最近、そんな事を思う様になってきている自分に、美紅は多少【恐怖】を覚えた。いつか…死体を見たいが為に、本当に…自分の手で、誰かを…殺してしまうかもしれない…。そう思ったからだ。

キーンコーン…と授業終了のチャイムが鳴る。それと同時に、親友の晶(ヒカリ)が美紅に駆け寄って来た。

「みーくっ。今日暇?」
「…え?」

晶の片手には、映画のパンフレットが握られている…。晶が、えへへ〜と笑いながら、そのパンフレットを美紅に見せてきた。

「コレ、観に行かない?」

映画の内容は、かなり古典的なラヴストーリーだ。美紅は、申し訳無さそうに両手を合わせて晶に言う。

「ごめんね。今日は…家に早く帰って…洗濯とか…済ませたいの。」

「…あー…そっか…。美紅って、一人暮らしだもんね」

残念そうに晶はパンフレットを鞄にしまい込んだ。苦笑いをしながら、残念〜。と呟くのを美紅は、聞き逃さなかった。

「一人暮らしって、もっと楽なのかと思ってたけど…美紅を見てると、違うなぁって思うよ。感心する〜…。」

晶は、美紅の顔を見ながら、そんな事を言った。美紅は、愛想笑いをしながら、そんな事無いよ?とボソッと呟く。
一人暮らしと言っても…美紅が住んでるアパートの家賃は、母親が支払ってるし、生活費も…ある程度は、送られてくる…だから、大して“大変”というワケでは無い。

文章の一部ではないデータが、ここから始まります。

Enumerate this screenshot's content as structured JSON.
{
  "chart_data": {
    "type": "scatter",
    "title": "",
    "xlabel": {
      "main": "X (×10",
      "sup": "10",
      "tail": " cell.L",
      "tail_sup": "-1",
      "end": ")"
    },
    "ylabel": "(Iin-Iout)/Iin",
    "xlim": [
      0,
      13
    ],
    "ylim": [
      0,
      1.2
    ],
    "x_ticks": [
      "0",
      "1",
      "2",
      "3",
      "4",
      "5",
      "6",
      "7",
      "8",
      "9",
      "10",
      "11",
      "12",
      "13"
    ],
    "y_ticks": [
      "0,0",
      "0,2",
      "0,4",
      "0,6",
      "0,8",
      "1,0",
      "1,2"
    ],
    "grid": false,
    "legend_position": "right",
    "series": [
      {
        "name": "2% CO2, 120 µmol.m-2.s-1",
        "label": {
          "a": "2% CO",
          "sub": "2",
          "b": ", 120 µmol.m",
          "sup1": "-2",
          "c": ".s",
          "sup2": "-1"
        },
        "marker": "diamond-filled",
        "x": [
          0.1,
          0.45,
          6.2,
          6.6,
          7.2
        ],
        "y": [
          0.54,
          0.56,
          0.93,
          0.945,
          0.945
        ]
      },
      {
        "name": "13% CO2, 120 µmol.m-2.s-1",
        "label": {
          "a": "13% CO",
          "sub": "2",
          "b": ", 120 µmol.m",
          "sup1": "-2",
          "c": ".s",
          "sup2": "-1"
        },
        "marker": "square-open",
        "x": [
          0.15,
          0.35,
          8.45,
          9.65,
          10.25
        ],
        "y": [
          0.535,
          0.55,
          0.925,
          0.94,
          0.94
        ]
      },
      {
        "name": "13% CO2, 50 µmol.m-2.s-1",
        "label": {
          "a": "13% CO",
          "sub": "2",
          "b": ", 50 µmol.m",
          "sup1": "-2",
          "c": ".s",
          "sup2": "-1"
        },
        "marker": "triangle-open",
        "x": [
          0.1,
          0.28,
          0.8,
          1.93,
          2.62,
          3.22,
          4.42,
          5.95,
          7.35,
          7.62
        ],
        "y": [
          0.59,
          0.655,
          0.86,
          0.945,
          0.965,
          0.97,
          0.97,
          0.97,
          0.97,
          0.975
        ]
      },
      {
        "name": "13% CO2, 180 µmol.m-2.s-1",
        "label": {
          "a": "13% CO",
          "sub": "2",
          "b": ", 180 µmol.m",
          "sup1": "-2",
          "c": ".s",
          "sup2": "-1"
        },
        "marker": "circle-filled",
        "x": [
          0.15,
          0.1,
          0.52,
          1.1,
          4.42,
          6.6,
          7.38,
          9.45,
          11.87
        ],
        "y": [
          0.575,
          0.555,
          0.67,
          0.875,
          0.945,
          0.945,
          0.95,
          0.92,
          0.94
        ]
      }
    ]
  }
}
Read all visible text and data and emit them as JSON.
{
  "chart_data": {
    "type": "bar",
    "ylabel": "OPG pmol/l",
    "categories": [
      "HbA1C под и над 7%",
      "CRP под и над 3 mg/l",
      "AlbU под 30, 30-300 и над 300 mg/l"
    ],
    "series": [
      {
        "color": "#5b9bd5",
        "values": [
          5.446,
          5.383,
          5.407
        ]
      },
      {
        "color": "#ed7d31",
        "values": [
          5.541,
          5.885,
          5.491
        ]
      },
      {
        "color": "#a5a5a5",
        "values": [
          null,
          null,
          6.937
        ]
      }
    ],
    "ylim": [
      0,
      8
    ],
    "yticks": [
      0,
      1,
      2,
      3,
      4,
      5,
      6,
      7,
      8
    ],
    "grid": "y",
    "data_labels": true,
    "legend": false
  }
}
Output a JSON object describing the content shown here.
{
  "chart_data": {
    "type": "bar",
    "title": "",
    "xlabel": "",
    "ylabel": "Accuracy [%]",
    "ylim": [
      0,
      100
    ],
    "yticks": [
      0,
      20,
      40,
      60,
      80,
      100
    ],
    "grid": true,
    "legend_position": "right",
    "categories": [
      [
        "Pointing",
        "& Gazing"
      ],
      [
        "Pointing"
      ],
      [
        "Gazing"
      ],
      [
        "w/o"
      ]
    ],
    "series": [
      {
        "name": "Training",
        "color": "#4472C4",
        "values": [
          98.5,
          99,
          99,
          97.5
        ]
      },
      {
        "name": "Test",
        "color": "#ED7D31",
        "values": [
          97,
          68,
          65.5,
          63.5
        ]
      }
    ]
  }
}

「どうして、一人暮らししてるの?珍しいよね…高2で一人暮らしなんて。」

セミロングの髪を指で梳きながら、晶は不思議そうに美紅を伺った。

「えっ?…えと…自立…の為かな…。」

やっと出てきた“偽りの理由”
ー…本当の理由は…絶対言えない…。
美紅はギュッとキツく鞄を持つ手に力を入れた。
美紅が、一人暮らしをしている“本当の理由”それは…父親の事に関係する。